## Tutorial for the Intended Usage of the Feature Extraction Pipeline API

##### Please ensure that you have spaCy and the "es_core_news_md" pipeline installed

In [1]:
# !python -m spacy download es_core_news_md

In [1]:
import pprint
from utils import read_corpus
from features import feature_pipeline

# Setup pretty printer
p = pprint.PrettyPrinter(indent=4, width=140)

### Introduction
This notebook is intended to illustrate and explain the main workflows possible when using the feature extraction pipeline API for computing statistical/numerical features from a raw text in our collected corpus of Spanish texts. This notebook should be treated as a secondary resource for understanding the API, the primary resource being the file `features.py` containing the source code.

Let's begin by broadly describing the stages of the feature extraction pipeline. To calculate any statistical feature from a raw, unprocessed text, the following steps must occur in sequence:
1. Initialize the pipeline object
2. Pre-process (clean up) the text to remove stray whitespaces, numerals, characters, etc.
3. Extract fundamental attributes of the text (eg., tokens, POS tags, lemmas, etc.) using spaCy
4. Use the extracted attributes to calculate statistical features of the text (eg., total number of tokens, type-token ratio, pronoun density, etc.)

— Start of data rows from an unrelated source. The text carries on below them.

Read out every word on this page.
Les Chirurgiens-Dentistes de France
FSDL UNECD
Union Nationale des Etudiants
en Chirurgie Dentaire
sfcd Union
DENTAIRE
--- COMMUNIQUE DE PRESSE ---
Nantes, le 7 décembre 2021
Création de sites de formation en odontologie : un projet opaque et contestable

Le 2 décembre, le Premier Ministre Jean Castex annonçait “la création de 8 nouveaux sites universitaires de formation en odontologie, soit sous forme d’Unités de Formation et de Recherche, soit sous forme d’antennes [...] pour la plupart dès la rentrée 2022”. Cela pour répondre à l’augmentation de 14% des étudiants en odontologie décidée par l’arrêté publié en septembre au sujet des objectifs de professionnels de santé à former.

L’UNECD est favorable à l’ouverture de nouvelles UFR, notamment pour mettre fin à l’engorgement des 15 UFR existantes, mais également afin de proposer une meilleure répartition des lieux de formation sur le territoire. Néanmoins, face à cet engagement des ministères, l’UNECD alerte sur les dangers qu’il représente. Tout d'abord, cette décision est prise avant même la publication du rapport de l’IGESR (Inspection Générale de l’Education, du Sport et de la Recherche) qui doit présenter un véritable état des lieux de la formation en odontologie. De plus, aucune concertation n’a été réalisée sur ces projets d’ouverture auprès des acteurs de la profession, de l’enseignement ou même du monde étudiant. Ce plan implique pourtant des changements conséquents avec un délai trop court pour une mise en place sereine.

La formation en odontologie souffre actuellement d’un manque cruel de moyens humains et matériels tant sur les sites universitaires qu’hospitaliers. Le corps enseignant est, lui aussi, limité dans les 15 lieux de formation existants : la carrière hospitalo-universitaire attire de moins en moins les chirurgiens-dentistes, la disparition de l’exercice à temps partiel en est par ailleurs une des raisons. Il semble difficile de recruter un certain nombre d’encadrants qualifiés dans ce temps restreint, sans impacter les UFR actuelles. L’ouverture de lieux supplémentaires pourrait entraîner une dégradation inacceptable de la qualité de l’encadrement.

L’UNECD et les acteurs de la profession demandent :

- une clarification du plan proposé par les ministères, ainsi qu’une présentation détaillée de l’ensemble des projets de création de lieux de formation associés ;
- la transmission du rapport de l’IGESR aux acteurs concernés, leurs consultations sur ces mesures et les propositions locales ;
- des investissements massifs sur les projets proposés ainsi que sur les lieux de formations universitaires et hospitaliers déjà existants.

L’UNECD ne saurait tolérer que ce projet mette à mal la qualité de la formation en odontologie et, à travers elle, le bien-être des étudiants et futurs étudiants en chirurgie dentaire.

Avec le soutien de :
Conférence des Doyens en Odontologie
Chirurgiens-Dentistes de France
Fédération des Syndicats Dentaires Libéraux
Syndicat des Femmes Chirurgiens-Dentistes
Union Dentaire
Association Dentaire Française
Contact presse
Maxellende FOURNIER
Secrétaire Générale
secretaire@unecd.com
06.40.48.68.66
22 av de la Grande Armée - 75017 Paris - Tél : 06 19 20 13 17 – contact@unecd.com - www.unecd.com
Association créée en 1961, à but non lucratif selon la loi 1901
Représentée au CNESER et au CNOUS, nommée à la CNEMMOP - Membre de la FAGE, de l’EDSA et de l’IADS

It is not possible to calculate a statistical feature without first extracting the fundamental attributes necessary for calculating that feature. In other words, we cannot reach stage 4 without completing stages 1, 2 and 3. However, the API is written with some shortcuts in place, allowing us to almost never need to explicitly call the `.preprocess()` method in our code. Depending on our usage we can even sometimes skip writing the spaCy step. It is most crucial to remember that the unprocessed text must be passed as an argument at some stage within the pipeline, but it is quite flexible as to which stage that should be.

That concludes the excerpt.